Dengan modal nilai itu aku bisa mendaftar ke sekolah manapun, karena memang
nilaiku memenuhi syarat untuk semua sekolah SMA di kabupaten Kebumen termasuk
SMA dan SMK terbaik di Kebumen. Bahkan ada salah satu guru SMK terbaik di Kebumen yang menawariku untuk masuk ke
sekolahnya dan mendapat wild
card alias diterima tanpa tes. Mendengar tawaran itu,
ayahku tidak mudah tergiur begitu saja. Ayahku juga mencari informasi tentang
sekolah-sekolah SMA. Tibalah sebuah pencerahan datang. Lewat seorang guru yang
tidak lain adalah teman ayahku. Beliau mengatakan bahwa beliau mempunyai
kenalan guru BK di SMA Negeri 1 Kebumen, dan beliau tidak keberatan bila harus
me-loby agar mendapat keringanan sekolah. Sepulangnya di rumah ayahku langsung
mengatakan “Ya, kamu sekolah di SMA 1 Kebumen saja. Bapak sudah mempertimbangkannya”.
Kata –kata itu membuatku yakin untuk melanjutkan ke SMA N 1 Kebumen. Aku sangat
bersyukur karena keputusanku
memang sangat benar.
Kemudahan mengenai biaya sekolah waktu SMP
pun terjadi ketika aku SMA. Jadi, bagi kami biaya bukanlah permasalahan. Sewaktu
aku kelas X, salah satu kakakku diterima sebagai karyawan di sebuah perusahaan
swasta di Jakarta. Secara tidak langsung, itu sangat berpengaruh terhadap
keuangan keluarga kami. Kesempatanku untuk bisa kuliah pun semakin besar. Aku
hanya butuh untuk fokus belajar karena tidak perlu memikirkan masalah uang.
Namun, sesuatu hal tidak diinginkan terjadi. Kakakku diPHK sewaktu aku mau naik
kelas XII. Pukulan amat besar, karena aku merasa mimpiku untuk kuliah hanya
akan kembali menjadi angan-angan. Hal itu sedikit banyak mempengaruhi semangat
dan pikiranku. Hingga aku berpikir bahwa aku mungkin hanya bisa kuliah di
perguruan tinggi milik pemerintah seperti STAN, STIS, atau AMG. Sudahlah aku
memang harus realistis. Sejak itulah aku hanya berani menargetkan untuk kuliah
di sekolah kedinasan setelah lulus SMA nanti. Memang benar perkataan Andrea
Hirata dalam bukunya Laskar Pelangi bahwa “Realistis tak lain adalah pedal
rem yang sering menghambat harapan orang”. Tapi aku selalu mengingat
perkataan ayahku sejak SMP “kita hanya butuh nekad”. Nekad bagiku
berarti juga semangat, meski harapan semakin kecil tapi kita masih punya
semangat yang menggerakkan kita. Menjelang naik ke kelas XII temanku sudah
ribut membicarakan masa depan, kemana mereka mau kuliah, jurusan apa yang mau
dipilih. Aku hanya bisa menjawabnya dengan senyum semangat bahwa aku akan
kuliah di STAN. Saat itu aku seolah hanya punya satu jalan yaitu stan.

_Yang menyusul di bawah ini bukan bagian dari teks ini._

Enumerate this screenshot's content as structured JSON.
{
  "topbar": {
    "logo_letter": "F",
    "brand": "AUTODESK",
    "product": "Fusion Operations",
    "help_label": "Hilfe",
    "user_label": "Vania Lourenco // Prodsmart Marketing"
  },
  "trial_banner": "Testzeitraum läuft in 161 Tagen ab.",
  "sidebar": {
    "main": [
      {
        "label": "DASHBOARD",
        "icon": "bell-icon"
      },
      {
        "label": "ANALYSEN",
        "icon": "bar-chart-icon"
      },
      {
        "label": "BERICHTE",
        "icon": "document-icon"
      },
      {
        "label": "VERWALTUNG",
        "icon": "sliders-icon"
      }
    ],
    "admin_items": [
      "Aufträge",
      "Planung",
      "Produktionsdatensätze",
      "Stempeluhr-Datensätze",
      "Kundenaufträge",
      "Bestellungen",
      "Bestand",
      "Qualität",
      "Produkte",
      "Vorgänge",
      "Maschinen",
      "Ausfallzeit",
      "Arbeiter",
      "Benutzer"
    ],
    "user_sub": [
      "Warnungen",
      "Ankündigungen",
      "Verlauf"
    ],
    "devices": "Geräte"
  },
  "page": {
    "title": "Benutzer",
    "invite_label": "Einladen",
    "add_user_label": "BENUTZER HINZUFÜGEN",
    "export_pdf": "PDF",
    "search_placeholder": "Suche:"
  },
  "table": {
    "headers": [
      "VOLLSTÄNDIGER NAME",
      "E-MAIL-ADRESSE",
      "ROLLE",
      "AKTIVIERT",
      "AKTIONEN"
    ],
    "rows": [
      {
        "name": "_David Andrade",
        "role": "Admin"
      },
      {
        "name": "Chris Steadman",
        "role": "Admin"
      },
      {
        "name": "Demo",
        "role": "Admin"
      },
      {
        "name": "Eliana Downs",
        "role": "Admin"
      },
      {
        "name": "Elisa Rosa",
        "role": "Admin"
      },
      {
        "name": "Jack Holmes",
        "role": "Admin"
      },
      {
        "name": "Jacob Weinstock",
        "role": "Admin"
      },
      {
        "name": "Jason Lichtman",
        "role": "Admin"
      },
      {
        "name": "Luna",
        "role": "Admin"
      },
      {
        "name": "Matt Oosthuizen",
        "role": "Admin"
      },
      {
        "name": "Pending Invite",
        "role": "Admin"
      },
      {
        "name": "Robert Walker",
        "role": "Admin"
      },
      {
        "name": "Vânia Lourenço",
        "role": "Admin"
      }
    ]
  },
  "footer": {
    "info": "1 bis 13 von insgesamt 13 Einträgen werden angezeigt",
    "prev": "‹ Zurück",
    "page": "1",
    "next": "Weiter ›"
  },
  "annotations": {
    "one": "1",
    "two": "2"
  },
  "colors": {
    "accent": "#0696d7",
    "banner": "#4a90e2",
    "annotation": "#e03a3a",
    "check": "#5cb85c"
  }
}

Skenario Tuhan memang indah, Tuhan
membukakanku pintu pencerahan dengan mendatangkan mahasiswa-mahasiswa UI asal
Kabupaten Kebumen yang menyebut diri mereka PERHIMAK (Perhimpunan Mahasiswa
Kebumen). Mereka mungkin tak pernah menyangka bahwa kehadiran merekalah yang
merubah semuanya. Membuatku kembali berani untuk memperjuangkan cita-cita. Aku
merasakan bahwa untuk anak-anak daerah seperti kami, informasi seperti barang
langka yang amat mahal. Dan mereka –kakak-kakakku dari Perhimak UI– yang
mengirimkan barang langka itu kepada kami yang miskin informasi. Aku menemukan
kembali semangatku setelah mereka bilang bahwa UI bukan kampus para pejabat dan
orang berduit saja, karena pembiayaan di UI menggunakan sistem berkeadilan yang
berbeda dari kampus-kampus lain. Jika di universitas lain semua mahasiswa
dikenakan biaya yang sama tanpa peduli mereka mampu atau tidak, tapi di UI
biaya akan dikenakan sesuai dengan kemampuan orangtua (penanggung biaya).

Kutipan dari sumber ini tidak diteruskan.